A BBQ octopus “El Negro” (£12.50) was decidedly average. There was too much BBQ sauce in the dish, and the pineapple pieces thrown into the mix left this dish tasting odd. All in all, this was a rather bizarre concoction.
Rock shrimp tacos with chipotle crema (£7.50) were better. The shrimps were sweet, the soft taco casings were well made, and the chipotle cream was tasty with a little kick.
From the mains, a small portion of mixed seafood and rice cazuela (£16.50) was tasty other than for the use of too many capers that gave this dish too much acidity. Otherwise, the seafood was sweet and the cooking broth used was very good.

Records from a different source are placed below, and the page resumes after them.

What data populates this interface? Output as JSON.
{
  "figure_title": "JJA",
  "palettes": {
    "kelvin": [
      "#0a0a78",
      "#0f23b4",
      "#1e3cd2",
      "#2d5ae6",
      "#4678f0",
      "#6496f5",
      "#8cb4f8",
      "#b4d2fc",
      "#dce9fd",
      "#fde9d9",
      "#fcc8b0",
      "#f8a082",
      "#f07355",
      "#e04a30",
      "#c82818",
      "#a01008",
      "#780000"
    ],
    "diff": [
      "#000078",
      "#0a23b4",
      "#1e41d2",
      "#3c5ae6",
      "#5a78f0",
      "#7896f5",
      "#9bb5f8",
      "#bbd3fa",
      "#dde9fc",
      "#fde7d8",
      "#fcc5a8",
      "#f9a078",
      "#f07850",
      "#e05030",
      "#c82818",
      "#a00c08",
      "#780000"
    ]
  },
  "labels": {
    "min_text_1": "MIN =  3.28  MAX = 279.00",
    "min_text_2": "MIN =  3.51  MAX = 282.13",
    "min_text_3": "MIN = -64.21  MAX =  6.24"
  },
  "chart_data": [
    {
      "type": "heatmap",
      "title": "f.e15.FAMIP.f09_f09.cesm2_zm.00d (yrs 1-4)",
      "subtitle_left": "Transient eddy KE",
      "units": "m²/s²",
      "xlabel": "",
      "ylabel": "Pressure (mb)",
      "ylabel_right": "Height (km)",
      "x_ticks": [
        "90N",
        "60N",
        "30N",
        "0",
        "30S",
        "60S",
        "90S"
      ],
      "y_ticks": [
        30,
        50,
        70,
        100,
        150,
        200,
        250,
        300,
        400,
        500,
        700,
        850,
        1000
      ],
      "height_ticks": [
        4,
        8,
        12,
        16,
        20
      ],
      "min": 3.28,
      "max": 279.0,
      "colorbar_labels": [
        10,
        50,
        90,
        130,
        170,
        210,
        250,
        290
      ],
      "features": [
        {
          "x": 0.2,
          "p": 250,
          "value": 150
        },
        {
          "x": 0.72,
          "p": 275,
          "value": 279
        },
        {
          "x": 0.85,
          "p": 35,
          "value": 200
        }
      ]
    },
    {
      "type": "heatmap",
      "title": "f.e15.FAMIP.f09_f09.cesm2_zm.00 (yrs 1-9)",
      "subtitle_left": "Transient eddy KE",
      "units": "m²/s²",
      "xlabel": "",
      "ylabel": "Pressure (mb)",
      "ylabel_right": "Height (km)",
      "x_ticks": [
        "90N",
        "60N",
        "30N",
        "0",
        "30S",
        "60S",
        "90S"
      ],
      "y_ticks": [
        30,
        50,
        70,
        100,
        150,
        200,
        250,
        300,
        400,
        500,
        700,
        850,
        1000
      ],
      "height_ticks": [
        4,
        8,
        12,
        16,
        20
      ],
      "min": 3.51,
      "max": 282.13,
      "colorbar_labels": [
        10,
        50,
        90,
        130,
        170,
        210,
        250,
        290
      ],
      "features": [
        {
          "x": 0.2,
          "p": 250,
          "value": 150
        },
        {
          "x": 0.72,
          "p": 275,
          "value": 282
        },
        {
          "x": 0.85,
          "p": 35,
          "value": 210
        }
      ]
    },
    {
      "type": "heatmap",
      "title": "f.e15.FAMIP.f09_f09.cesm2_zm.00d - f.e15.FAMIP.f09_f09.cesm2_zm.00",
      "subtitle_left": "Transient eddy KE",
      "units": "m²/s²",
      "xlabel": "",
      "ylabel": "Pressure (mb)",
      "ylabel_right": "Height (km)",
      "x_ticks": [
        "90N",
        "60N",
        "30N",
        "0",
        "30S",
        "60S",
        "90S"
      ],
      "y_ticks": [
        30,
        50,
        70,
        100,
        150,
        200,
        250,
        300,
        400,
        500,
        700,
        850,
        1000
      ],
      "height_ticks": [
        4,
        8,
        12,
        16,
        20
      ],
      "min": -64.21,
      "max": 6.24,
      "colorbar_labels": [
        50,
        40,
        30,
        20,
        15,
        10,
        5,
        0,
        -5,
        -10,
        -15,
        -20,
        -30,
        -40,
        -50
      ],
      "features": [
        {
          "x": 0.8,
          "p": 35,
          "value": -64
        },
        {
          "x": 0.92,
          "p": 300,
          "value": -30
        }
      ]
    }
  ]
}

Chocolate fondant with mole ice cream (£6.50) had not been evenly cooked causing it to collapse in the centre. There was a thin layer of melted fat oozing out of the fondant onto the plate, which was rather unattractive to look at. Nevertheless, the fondant was rich, chocolate-y and tasty, if a little sweet. The ice cream was delicious and creamy, although one could not taste the mole in it.
I really wanted to like La Bodega Negra but couldn’t, not the food anyway. It looked all sexy and original, and the menu hinted at promise. However, the reality was such that the food was all show and little substance – well-intentioned and interesting conceptually, but lacking in execution and judgment. The portions were also stingy and the service was a wee bit slow.
But La Bodega Negra is very, very cool and uber chic, and it will no doubt continue to draw in the crowds even if the food is only slightly better than average. La Bodega is worth an ogle at the fabulous décor and a taste of the scintillating vibe, but a repeat visit might not guarantee a satisfactory eating experience. The service is at a cheeky 15%.
Food rating: 3/5
Service rating: 3/5
Price range: £40 – £60 per head, excluding drinks and service.